L’écrivain espagnol Javier Cercas revient sur son improbable rapprochement avec le pape François autour de l’anticléricalisme. Son nouveau livre, inspiré d’un voyage en Mongolie avec le souverain pontife, sortira en français en septembre.
«Athée», «laïciste militant», «impie intransigeant». C'est ainsi que se décrit l’écrivain espagnol Javier Cercas, qui a accompagné le pape François lors d’un voyage en Mongolie en 2023, au cours duquel il a constaté avec surprise qu’une chose les réunissait: «l’anticléricalisme».
Dans un entretien mardi avec l’AFP depuis un hôtel de Bogota, l’auteur des Soldats de Salamine, roman sur fond de guerre civile (1936-1939) adapté au cinéma, parle de sa rencontre avec le pape et de son nouveau livre, Le Fou de Dieu au bout du monde.
Déjà publié en espagnol et en italien, il sera lancé en français le 3 septembre par Actes Sud et s’annonce comme l’un des événements de la rentrée en littérature étrangère dans l’Hexagone.
L’écrivain de 63 ans, élevé au sein d’une famille catholique mais athée convaincu, a été invité par le Vatican à accompagner le pape lors d’un voyage inédit en Mongolie en septembre 2023.
En échange, le souverain pontife devait répondre à une question posée par la mère, croyante, de Javier Cercas: une fois morte, retrouverait-elle son époux décédé?
Une énigme que l’auteur tente de résoudre au fil du récit. Le périple dans ce pays reculé d’Asie, très majoritairement bouddhiste, permet à Javier Cercas de réaliser qu’il a plusieurs choses en commun avec Bergoglio, comme il appelle le pape.
Comme lui, le pape François, décédé le 21 avril à l’âge de 88 ans, aimait faire la sieste, lire les œuvres de l’Argentin Jorge Luis Borges, et était «profondément anticlérical».
«Le cléricalisme, c’est l’idée perverse que le prêtre est au-dessus des fidèles. Cela, selon François, c’est le cancer de l’Église», affirme l’Espagnol.
Durant son pontificat, François s’est distingué en critiquant la «mondanité» et le «carriérisme» dans le clergé, appelant évêques et prêtres à sortir à la rencontre des gens. Il a appelé la Curie romaine, le gouvernement central de l’Église, à faire preuve d’«humilité» et de «sobriété».
«François est révolutionnaire si, par révolution, on entend le retour au christianisme primitif» qui privilégie les «miséreux, les pauvres, les prostituées», estime l’écrivain, tout en jugeant que le pape n’a pas apporté de changements significatifs à l’Église.
«Les petites réformes que François a pu mener ont suscité une résistance brutale», ajoute-t-il.
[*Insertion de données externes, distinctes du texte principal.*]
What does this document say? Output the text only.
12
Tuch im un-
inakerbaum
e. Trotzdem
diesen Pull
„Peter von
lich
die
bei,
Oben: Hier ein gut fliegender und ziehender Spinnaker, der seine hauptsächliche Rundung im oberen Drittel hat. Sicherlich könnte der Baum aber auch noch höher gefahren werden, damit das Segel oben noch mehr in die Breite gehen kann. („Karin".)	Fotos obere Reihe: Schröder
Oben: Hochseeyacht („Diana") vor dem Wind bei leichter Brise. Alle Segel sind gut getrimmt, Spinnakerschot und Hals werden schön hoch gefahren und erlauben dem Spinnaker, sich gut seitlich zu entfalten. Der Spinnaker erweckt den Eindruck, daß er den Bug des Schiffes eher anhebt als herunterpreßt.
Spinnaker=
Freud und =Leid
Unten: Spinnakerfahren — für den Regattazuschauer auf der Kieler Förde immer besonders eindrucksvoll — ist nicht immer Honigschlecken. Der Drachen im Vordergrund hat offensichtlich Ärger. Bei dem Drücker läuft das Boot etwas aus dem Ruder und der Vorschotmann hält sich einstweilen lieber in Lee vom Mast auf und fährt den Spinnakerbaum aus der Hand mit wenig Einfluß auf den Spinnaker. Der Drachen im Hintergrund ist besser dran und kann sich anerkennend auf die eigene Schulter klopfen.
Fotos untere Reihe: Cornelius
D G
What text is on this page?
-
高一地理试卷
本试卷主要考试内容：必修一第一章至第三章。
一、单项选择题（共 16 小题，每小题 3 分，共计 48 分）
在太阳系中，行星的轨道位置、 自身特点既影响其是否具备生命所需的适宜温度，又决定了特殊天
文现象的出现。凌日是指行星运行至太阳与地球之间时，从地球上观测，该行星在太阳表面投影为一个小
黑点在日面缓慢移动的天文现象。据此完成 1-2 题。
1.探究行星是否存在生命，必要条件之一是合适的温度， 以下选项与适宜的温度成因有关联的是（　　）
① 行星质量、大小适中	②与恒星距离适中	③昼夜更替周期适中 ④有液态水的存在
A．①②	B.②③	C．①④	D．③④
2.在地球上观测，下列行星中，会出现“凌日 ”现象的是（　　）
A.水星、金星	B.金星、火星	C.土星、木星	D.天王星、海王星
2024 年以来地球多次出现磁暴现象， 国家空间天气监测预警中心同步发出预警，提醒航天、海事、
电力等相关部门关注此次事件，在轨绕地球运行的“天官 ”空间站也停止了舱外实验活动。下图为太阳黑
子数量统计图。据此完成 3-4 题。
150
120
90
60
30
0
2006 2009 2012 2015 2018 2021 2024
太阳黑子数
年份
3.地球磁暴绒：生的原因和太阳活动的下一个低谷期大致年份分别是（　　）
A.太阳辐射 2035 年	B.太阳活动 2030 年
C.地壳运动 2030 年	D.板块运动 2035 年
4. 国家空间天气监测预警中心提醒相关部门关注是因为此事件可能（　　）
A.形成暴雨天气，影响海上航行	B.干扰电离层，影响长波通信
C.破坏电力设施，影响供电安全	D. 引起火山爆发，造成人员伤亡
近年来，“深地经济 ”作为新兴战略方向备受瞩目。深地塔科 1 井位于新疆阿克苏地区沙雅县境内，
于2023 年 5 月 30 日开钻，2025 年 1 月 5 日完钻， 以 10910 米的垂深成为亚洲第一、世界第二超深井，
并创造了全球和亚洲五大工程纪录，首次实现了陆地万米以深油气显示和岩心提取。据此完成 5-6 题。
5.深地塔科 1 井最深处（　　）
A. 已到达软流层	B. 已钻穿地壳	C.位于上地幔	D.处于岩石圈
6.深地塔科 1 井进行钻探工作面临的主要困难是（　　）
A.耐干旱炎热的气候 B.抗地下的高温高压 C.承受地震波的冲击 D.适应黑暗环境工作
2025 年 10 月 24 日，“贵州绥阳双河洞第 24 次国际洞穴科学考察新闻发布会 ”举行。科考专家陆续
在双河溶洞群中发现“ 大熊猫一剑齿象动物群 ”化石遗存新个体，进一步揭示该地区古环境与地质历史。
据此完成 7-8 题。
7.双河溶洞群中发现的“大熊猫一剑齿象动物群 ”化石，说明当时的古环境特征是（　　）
Certains prêtres en sont même venus à prier «pour sa mort» et l’ont traité d’«antéchrist», assure-t-il.
S’il ignore pourquoi le Vatican l’a choisi pour écrire le livre, l’auteur de romans traduits dans une trentaine de langues affirme qu’«un écrivain athée était fondamental» pour porter «un regard externe» sur la figure papale. «Cela ne s’était jamais fait auparavant.»
Il a envoyé au pape un exemplaire dédicacé de l’ouvrage quelques semaines avant sa mort, mais pense que François, qui était déjà très malade, n’a jamais eu l’occasion de le lire.
Interrogé sur le conclave de la semaine prochaine à Rome, Javier Cercas pense que les cardinaux choisiront pour succéder au pape François soit un réformateur plus modéré, soit un pape qui cherchera à «freiner» les réformes.